Neville Ray, T-Mobile’s CTO (pictured), told an industry conference the operator had continued to add multiple layers in mid-band to also enable services including network slicing.
Ray said T-Mobile had committed “about 110MHz of mid-band spectrum” to 5G, which it is employing for consumer and fixed wireless access services.
He described the deployment as “pure 5G network capability” which drives spectral efficiency, improved data rates and lower latency.
“This is the most advanced network now in the US in 5G terms,” he asserted.
T-Mobile owned a large portion of mid-band 2.5GHz spectrum across the US following an acquisition of Sprint in 2020.

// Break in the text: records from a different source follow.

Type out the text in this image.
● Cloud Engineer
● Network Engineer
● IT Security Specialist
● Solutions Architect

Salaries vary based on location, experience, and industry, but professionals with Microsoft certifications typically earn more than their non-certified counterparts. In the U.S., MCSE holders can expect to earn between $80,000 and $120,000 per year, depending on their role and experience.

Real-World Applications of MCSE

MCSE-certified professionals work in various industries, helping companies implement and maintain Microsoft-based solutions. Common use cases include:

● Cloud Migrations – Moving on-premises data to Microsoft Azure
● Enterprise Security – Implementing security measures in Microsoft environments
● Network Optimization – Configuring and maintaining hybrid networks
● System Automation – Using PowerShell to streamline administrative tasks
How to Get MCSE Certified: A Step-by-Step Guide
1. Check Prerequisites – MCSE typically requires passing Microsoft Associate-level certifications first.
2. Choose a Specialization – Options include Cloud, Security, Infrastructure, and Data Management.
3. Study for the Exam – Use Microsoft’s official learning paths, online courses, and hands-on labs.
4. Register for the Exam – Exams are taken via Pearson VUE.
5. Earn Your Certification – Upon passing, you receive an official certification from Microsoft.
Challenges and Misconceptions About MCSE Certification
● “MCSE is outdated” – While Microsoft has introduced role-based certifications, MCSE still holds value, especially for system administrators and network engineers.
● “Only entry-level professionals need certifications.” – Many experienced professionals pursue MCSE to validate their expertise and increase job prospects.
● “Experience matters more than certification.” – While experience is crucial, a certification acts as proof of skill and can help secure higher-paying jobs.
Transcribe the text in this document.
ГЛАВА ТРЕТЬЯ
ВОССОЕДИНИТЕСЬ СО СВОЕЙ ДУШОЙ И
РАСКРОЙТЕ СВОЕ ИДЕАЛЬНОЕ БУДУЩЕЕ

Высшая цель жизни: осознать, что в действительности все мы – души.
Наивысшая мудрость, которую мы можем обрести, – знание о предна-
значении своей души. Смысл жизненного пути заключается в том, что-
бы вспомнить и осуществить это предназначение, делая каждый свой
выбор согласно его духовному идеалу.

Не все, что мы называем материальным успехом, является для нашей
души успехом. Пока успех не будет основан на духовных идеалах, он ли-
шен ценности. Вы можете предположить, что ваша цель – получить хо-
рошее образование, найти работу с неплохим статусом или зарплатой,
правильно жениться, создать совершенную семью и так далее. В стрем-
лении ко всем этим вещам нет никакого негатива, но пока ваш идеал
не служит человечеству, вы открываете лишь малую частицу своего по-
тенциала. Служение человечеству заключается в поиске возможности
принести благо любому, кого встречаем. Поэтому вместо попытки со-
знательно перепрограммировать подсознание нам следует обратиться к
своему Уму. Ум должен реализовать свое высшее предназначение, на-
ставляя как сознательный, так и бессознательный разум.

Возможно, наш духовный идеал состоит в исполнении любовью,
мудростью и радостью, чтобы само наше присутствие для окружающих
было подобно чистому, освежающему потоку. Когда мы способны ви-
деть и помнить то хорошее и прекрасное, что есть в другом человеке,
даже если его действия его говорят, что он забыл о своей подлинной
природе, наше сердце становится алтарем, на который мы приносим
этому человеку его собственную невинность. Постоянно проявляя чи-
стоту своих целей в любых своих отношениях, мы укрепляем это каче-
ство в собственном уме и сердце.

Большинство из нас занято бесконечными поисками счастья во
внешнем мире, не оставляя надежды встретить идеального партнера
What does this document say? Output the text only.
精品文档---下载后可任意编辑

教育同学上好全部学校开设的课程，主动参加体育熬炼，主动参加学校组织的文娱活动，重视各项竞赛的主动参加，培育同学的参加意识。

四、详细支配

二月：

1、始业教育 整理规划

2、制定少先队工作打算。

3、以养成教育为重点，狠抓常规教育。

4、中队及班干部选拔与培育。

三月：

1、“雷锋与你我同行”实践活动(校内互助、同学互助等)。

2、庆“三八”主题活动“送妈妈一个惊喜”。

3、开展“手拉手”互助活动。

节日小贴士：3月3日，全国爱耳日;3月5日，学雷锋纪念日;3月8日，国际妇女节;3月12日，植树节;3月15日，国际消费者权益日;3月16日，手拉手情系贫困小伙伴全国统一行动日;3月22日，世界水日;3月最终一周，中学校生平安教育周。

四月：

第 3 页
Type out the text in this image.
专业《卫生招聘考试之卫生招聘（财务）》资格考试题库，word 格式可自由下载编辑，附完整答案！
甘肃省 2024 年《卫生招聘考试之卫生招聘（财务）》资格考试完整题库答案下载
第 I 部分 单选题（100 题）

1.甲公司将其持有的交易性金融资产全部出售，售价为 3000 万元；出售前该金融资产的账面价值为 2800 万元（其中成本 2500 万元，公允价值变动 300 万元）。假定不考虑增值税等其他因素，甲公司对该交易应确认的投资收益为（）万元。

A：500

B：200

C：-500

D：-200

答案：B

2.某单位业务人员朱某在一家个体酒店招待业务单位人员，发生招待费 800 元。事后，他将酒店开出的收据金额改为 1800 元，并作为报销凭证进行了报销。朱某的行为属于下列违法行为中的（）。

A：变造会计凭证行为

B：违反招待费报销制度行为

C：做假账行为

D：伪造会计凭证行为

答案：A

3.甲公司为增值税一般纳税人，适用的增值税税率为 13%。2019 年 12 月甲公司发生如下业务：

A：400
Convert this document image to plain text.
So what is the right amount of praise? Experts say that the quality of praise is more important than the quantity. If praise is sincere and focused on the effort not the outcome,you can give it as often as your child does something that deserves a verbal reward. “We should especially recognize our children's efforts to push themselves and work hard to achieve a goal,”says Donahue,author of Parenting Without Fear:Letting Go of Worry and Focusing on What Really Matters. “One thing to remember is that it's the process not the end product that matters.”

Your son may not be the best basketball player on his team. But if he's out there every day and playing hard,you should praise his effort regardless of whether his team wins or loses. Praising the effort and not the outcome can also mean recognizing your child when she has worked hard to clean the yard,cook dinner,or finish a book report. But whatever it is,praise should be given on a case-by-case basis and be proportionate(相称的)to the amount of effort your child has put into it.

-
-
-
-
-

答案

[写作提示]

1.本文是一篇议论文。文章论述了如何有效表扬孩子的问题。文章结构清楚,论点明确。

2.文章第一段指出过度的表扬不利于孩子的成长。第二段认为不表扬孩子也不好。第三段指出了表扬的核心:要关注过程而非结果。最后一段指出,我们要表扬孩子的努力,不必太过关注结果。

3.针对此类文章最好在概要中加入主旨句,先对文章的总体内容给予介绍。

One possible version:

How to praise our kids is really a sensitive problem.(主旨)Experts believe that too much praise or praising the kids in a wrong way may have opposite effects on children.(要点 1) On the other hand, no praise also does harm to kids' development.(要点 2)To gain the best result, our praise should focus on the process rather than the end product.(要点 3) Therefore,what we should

It added 7,156 licences in an auction earlier this year.
The SA 5G network is also being used for a Voice over New Radio (VoNR) service which Neville stated T-Mobile planned to offer nationwide by early 2023. “Then not just will data live in a pure 5G lane, but so will voice.”
“We’re making real progress with our VoNR. It’s not easy.”
T-Mobile completed its first SA 5G core in 2020 using 600MHz spectrum to improve performance on its low-band.
Verizon started migrating commercial traffic onto an SA 5G core last month, while AT&T is taking a regional approach.